Koran Sulindo – Frasa gotong-royong sudah semestinya diaktualisasi kembali sekarang ini, ketika ikatan kita sebagai suatu bangsa terus merenggang akibat bermacam ihwal, yang datang dari berbagai penjuru mata angin dan begitu masifnya. Aktualisasinya tentu saja bukan sekadar menjadi sederet huruf yang berdesak-desakan di baliho, spanduk, poster, atau materi propaganda lain. Tapi, gotong royong harus diwujudkan sebagai bentuk nyata, konkret, dalam berbagai skala, mulai dari yang paling kecil di tingkat rukun tetangga sampai di tingkat kenegaraan dan nasional.
Kita pun perlu membaca dan mengingat kembali pidato tanpa teks (voor de vuist) Bung Karno pada 1 Juni 1945 dalam sidang pertama Badan Penyelidik Usaha Persiapan Kemerdekaan Indonesia, yang membahas Dasar Negara Indonesia. “Sebagai tadi telah saya katakan: kita mendirikan negara Indonesia, yang kita semua harusmendukungnya. Semua buat semua! Bukan Kristen buat Indonesia, bukan golongan Islam buat Indonesia, bukan Hadikoesoemo buat Indonesia, bukan Van Eck buat Indonesia, bukan Nitisemito yangkaya buat Indonesia, tetapi Indonesia buat Indonesia.Semua buat semua! Jikalau saya peras yang lima menjadi tiga dan yang tiga menjadi satu, maka dapatlah saya satukan perkataan Indonesia yang tulen, yaitu perkataan gotong-royong. Negara Indonesia yang kita dirikan haruslah negara gotong-royong!Alangkah hebatnya! Negara gotong-royong!” demikian antara lain dikatakan Bung Karno dalam kesempatan tersebut,
Gotong-royong, tambahnya, adalah paham yang dinamis.“Lebih dinamis dari kekeluargaan, Saudara-Saudara!Kekeluargaan adalah satu paham yang statis, tetapi gotong-royong menggambarkan satu usaha, satu amal, satu pekerjaan, yang dinamakan anggota yang terhormat Soekardjo satu karya, satu gawe. Marilah kita menyelesaikan karya, gawe, pekerjaan, amal ini, bersama-sama! Gotong-royong adalah pembantingan-tulang bersama, pemerasan-keringat bersama, perjuangan bantu-membantu bersama,” ungkap Bung Karno lagi.
Namun, bagaimana mengaktualisasi kembali gotong-royong sekarang ini? Mungkin perlu ada rekayasa sosial. Apalagi, sekarang ini, media sosial di Internet, seperti Facebook, Twitter, dan Instagram, telah menjadi bagian kehidupan sehari-hari begitu banyak orang di Indonesia. Menurut Kementerian Komunikasi dan Informasi,mayoritas orang Indonesia menggunakan Internet untuk menikmati konten media sosial. Hampir setiap hari penggunaan internet di Indonesia didominasi penggunaan media sosial.

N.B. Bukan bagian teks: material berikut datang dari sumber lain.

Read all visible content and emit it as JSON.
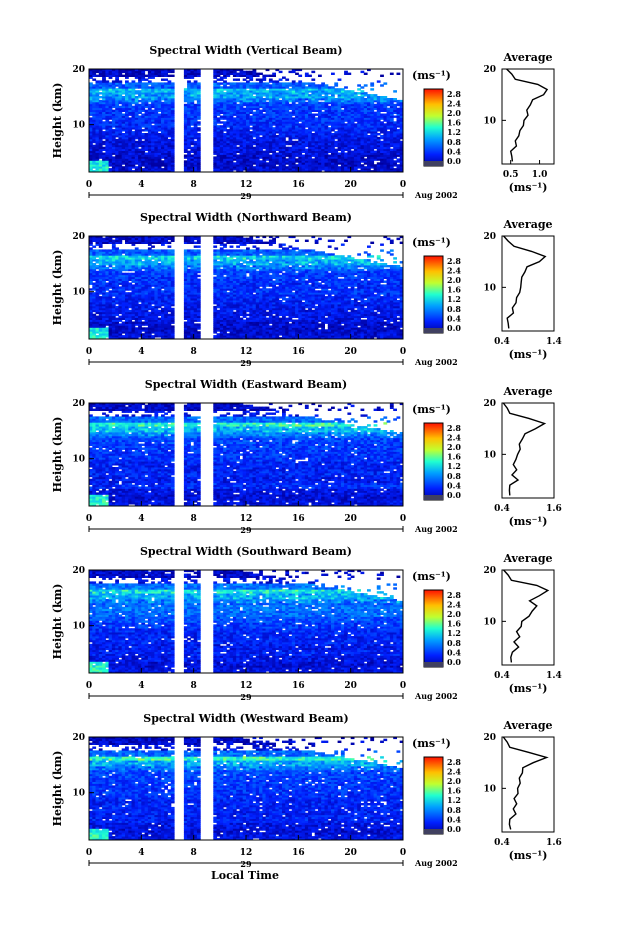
{
  "figure": {
    "xlabel": "Local Time",
    "date_label": "Aug 2002",
    "day_label": "29",
    "ylabel": "Height (km)",
    "colorbar_label": "(ms⁻¹)",
    "avg_title": "Average",
    "avg_xlabel": "(ms⁻¹)"
  },
  "chart_data": [
    {
      "type": "heatmap",
      "title": "Spectral Width (Vertical Beam)",
      "x_ticks": [
        "0",
        "4",
        "8",
        "12",
        "16",
        "20",
        "0"
      ],
      "y_ticks": [
        "20",
        "10"
      ],
      "xlim": [
        0,
        24
      ],
      "ylim": [
        1.5,
        20
      ],
      "colorbar_ticks": [
        "2.8",
        "2.4",
        "2.0",
        "1.6",
        "1.2",
        "0.8",
        "0.4",
        "0.0"
      ],
      "colorbar_range": [
        0.0,
        3.0
      ],
      "gaps": [
        [
          6.5,
          7.1
        ],
        [
          8.5,
          9.4
        ]
      ],
      "profile": {
        "type": "line",
        "title": "Average",
        "x_ticks": [
          "0.5",
          "1.0"
        ],
        "xlim": [
          0.35,
          1.25
        ],
        "y_ticks": [
          "20",
          "10"
        ],
        "heights": [
          2,
          3,
          4,
          5,
          6,
          7,
          8,
          9,
          10,
          11,
          12,
          13,
          14,
          15,
          16,
          17,
          18,
          19,
          20
        ],
        "values": [
          0.55,
          0.5,
          0.52,
          0.58,
          0.6,
          0.62,
          0.68,
          0.7,
          0.75,
          0.78,
          0.8,
          0.82,
          0.9,
          1.05,
          1.15,
          0.95,
          0.6,
          0.5,
          0.45
        ]
      }
    },
    {
      "type": "heatmap",
      "title": "Spectral Width (Northward Beam)",
      "x_ticks": [
        "0",
        "4",
        "8",
        "12",
        "16",
        "20",
        "0"
      ],
      "y_ticks": [
        "20",
        "10"
      ],
      "xlim": [
        0,
        24
      ],
      "ylim": [
        1.5,
        20
      ],
      "colorbar_ticks": [
        "2.8",
        "2.4",
        "2.0",
        "1.6",
        "1.2",
        "0.8",
        "0.4",
        "0.0"
      ],
      "colorbar_range": [
        0.0,
        3.0
      ],
      "gaps": [
        [
          6.5,
          7.1
        ],
        [
          8.5,
          9.4
        ]
      ],
      "profile": {
        "type": "line",
        "title": "Average",
        "x_ticks": [
          "0.4",
          "1.4"
        ],
        "xlim": [
          0.4,
          1.4
        ],
        "y_ticks": [
          "20",
          "10"
        ],
        "heights": [
          2,
          3,
          4,
          5,
          6,
          7,
          8,
          9,
          10,
          11,
          12,
          13,
          14,
          15,
          16,
          17,
          18,
          19,
          20
        ],
        "values": [
          0.55,
          0.5,
          0.52,
          0.6,
          0.62,
          0.65,
          0.7,
          0.72,
          0.78,
          0.75,
          0.8,
          0.82,
          0.9,
          1.1,
          1.25,
          0.95,
          0.65,
          0.5,
          0.45
        ]
      }
    },
    {
      "type": "heatmap",
      "title": "Spectral Width (Eastward Beam)",
      "x_ticks": [
        "0",
        "4",
        "8",
        "12",
        "16",
        "20",
        "0"
      ],
      "y_ticks": [
        "20",
        "10"
      ],
      "xlim": [
        0,
        24
      ],
      "ylim": [
        1.5,
        20
      ],
      "colorbar_ticks": [
        "2.8",
        "2.4",
        "2.0",
        "1.6",
        "1.2",
        "0.8",
        "0.4",
        "0.0"
      ],
      "colorbar_range": [
        0.0,
        3.0
      ],
      "gaps": [
        [
          6.5,
          7.1
        ],
        [
          8.5,
          9.4
        ]
      ],
      "profile": {
        "type": "line",
        "title": "Average",
        "x_ticks": [
          "0.4",
          "1.6"
        ],
        "xlim": [
          0.4,
          1.6
        ],
        "y_ticks": [
          "20",
          "10"
        ],
        "heights": [
          2,
          3,
          4,
          5,
          6,
          7,
          8,
          9,
          10,
          11,
          12,
          13,
          14,
          15,
          16,
          17,
          18,
          19,
          20
        ],
        "values": [
          0.6,
          0.55,
          0.6,
          0.75,
          0.65,
          0.72,
          0.68,
          0.7,
          0.78,
          0.8,
          0.82,
          0.85,
          0.95,
          1.15,
          1.4,
          1.0,
          0.6,
          0.5,
          0.45
        ]
      }
    },
    {
      "type": "heatmap",
      "title": "Spectral Width (Southward Beam)",
      "x_ticks": [
        "0",
        "4",
        "8",
        "12",
        "16",
        "20",
        "0"
      ],
      "y_ticks": [
        "20",
        "10"
      ],
      "xlim": [
        0,
        24
      ],
      "ylim": [
        1.5,
        20
      ],
      "colorbar_ticks": [
        "2.8",
        "2.4",
        "2.0",
        "1.6",
        "1.2",
        "0.8",
        "0.4",
        "0.0"
      ],
      "colorbar_range": [
        0.0,
        3.0
      ],
      "gaps": [
        [
          6.5,
          7.1
        ],
        [
          8.5,
          9.4
        ]
      ],
      "profile": {
        "type": "line",
        "title": "Average",
        "x_ticks": [
          "0.4",
          "1.4"
        ],
        "xlim": [
          0.4,
          1.4
        ],
        "y_ticks": [
          "20",
          "10"
        ],
        "heights": [
          2,
          3,
          4,
          5,
          6,
          7,
          8,
          9,
          10,
          11,
          12,
          13,
          14,
          15,
          16,
          17,
          18,
          19,
          20
        ],
        "values": [
          0.6,
          0.55,
          0.62,
          0.7,
          0.65,
          0.72,
          0.7,
          0.75,
          0.8,
          0.9,
          1.0,
          1.05,
          0.95,
          1.1,
          1.3,
          1.05,
          0.6,
          0.5,
          0.45
        ]
      }
    },
    {
      "type": "heatmap",
      "title": "Spectral Width (Westward Beam)",
      "x_ticks": [
        "0",
        "4",
        "8",
        "12",
        "16",
        "20",
        "0"
      ],
      "y_ticks": [
        "20",
        "10"
      ],
      "xlim": [
        0,
        24
      ],
      "ylim": [
        1.5,
        20
      ],
      "colorbar_ticks": [
        "2.8",
        "2.4",
        "2.0",
        "1.6",
        "1.2",
        "0.8",
        "0.4",
        "0.0"
      ],
      "colorbar_range": [
        0.0,
        3.0
      ],
      "gaps": [
        [
          6.5,
          7.1
        ],
        [
          8.5,
          9.4
        ]
      ],
      "profile": {
        "type": "line",
        "title": "Average",
        "x_ticks": [
          "0.4",
          "1.6"
        ],
        "xlim": [
          0.4,
          1.6
        ],
        "y_ticks": [
          "20",
          "10"
        ],
        "heights": [
          2,
          3,
          4,
          5,
          6,
          7,
          8,
          9,
          10,
          11,
          12,
          13,
          14,
          15,
          16,
          17,
          18,
          19,
          20
        ],
        "values": [
          0.62,
          0.55,
          0.6,
          0.7,
          0.68,
          0.72,
          0.7,
          0.75,
          0.78,
          0.8,
          0.82,
          0.85,
          0.9,
          1.1,
          1.45,
          1.0,
          0.6,
          0.5,
          0.45
        ]
      }
    }
  ]
}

Padahal, penggunaan media sosial di Internet, selain menyita banyak waktu orang Indonesia, juga menciptakan segregasi sosial. Karena, selain memang bermanfaat menghubungkan kita dengan teman lama dan baru di berbagai penjuru dunia, media ini juga sebenarnya membuat kita terisolasi dalam gelembung yang kita buat sendiri, misalnya dari kesamaan minat dan “ideologi”.
Kita—baik disadari maupun tidak—kemudian “terjebak” dalam pengondisian untuk menciptakan “mereka”, bagi yang berada di luar gelembung kita. Pluralisme pun akhirnya melemah dan pada gilirannya kita secara sistematis kehilangan kemampuan untuk berempati kepada orang-orang di luar gelembung kita.
Sekarang ini, bahkan banyak orang yang jarang bertemu satu sama lain di dunia nyata, terutama bagi yang memiliki perbedaan latar belakang, pandangan, budaya, agama, dan sebagainya—meskipunkenal atau bahkan bertetangga dekat. Akibatnya, prasangka pun menjadi tumbuh subur di antara “kita” dan “mereka”. Padahal, faktanya, bangsa Indonesia adalah bangsa yang terbentuk dari keragaman perbedaan, bhinneka.
Karena itu, gerakan gotong-royong dalam kehidupan nyata bukan saja relevan sekarang ini, tapi juga mendesak untuk segera diwujudkan dalam berbagai lapisan masyarakat. Seperti diungkapkan teori psikologi sosial, semakin seringnyaorang menghabiskan waktu dengan orang lain yang berbeda dalam suatu lingkungan akan mendatangkan keuntungan satu sama lain: terbangunnya rasa saling memahami. Kalau sudah begitu, prasangka dan bias juga akan semakin berkurang.